Speakers at a breakfast meeting in Accra have called on the government to come out with practical policies to help retain a major portion of the proceeds from Foreign Direct Investments (FDIs) in the country.
According to them, the repatriation of profits, dividends, interest payments, as well as outsourcing of projects among other things did not allow the country to fully benefit from such investments.
The speakers, Mr Eric Koranteng, Head of Balance of Payments Division of the Bank of Ghana, and Dr Tony Aubyn, Chief Executive Officer of the Minerals Commission, made the call at an executive breakfast meeting under the auspices of First Atlantic Bank in Accra over the weekend.
“We should rather focus on means to retain whatever income flows out of the FDIs in the country”, Mr Koranteng said.
According to him, it was imperative for the country to provide some of the services sourced outside by the foreign companies.
“And to make this work, the local content policy should be encouraged so much so that at the end of the day, we will not have to seek non-resident companies to provide services”, he added.
On remittances, Mr Koranteng admitted that the flows were significant.

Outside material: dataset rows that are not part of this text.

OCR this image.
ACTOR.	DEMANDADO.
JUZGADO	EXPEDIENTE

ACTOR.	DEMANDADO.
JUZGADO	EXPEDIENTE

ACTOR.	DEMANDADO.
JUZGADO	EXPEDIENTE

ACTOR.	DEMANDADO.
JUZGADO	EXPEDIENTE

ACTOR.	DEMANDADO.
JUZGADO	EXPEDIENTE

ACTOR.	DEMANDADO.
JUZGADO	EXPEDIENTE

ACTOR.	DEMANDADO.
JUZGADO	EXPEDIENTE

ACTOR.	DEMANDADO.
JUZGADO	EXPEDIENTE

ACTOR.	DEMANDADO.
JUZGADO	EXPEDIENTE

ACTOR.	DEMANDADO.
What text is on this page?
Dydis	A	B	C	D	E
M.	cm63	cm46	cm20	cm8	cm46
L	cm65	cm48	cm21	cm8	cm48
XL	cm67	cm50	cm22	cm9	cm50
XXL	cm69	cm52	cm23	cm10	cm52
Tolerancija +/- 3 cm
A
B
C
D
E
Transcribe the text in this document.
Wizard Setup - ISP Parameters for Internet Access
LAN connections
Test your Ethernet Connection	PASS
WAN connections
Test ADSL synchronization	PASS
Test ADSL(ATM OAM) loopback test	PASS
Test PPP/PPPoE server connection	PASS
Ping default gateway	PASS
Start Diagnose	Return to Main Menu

However, he said, because of the increases in income outflows and the other services sourced outside by most of the companies in the country, the impact on the current account was minimal.
“Suffice it to say that without it, the current account position would have been worse.
“We expect that as the remittances were rising, the current account will reduce. However, that is not happening that much because of the service and income outflows we are experiencing,” he said.
Dr Aubyn for his part, noted for instance that in the mining sector, the outsourcing of services among other things was high and that did not allow a chunk of the funds from FDIs in the mining sector to stay in the country.
“They import a lot including activated carbons which can be produced here and we need to ensure that they do not import”, he said.
Dr Aubyn also noted that the mining sector must be seen as an agent for development and not just concentrate on revenue, adding that through that “the benefits from the sector will inure much more to the state than it is presently”.
The Executive Director of the First Atlantic Bank, Mr Daniel W. Addo, stressed the need for collaboration to set uniformed regulatory guidelines for dealing with outflow of funds from the region to cater for the money laundering challenge.
He said there was the need for deliberate promotion and facilitation of the convertibility of ECOWAS currencies.
Dr Addo also called for support from commercial banks and other authorised dealers within the region to come up with appropriate guidelines and code of conduct for quoting and trading in ECOWAS currencies, including rate publication and arbitration.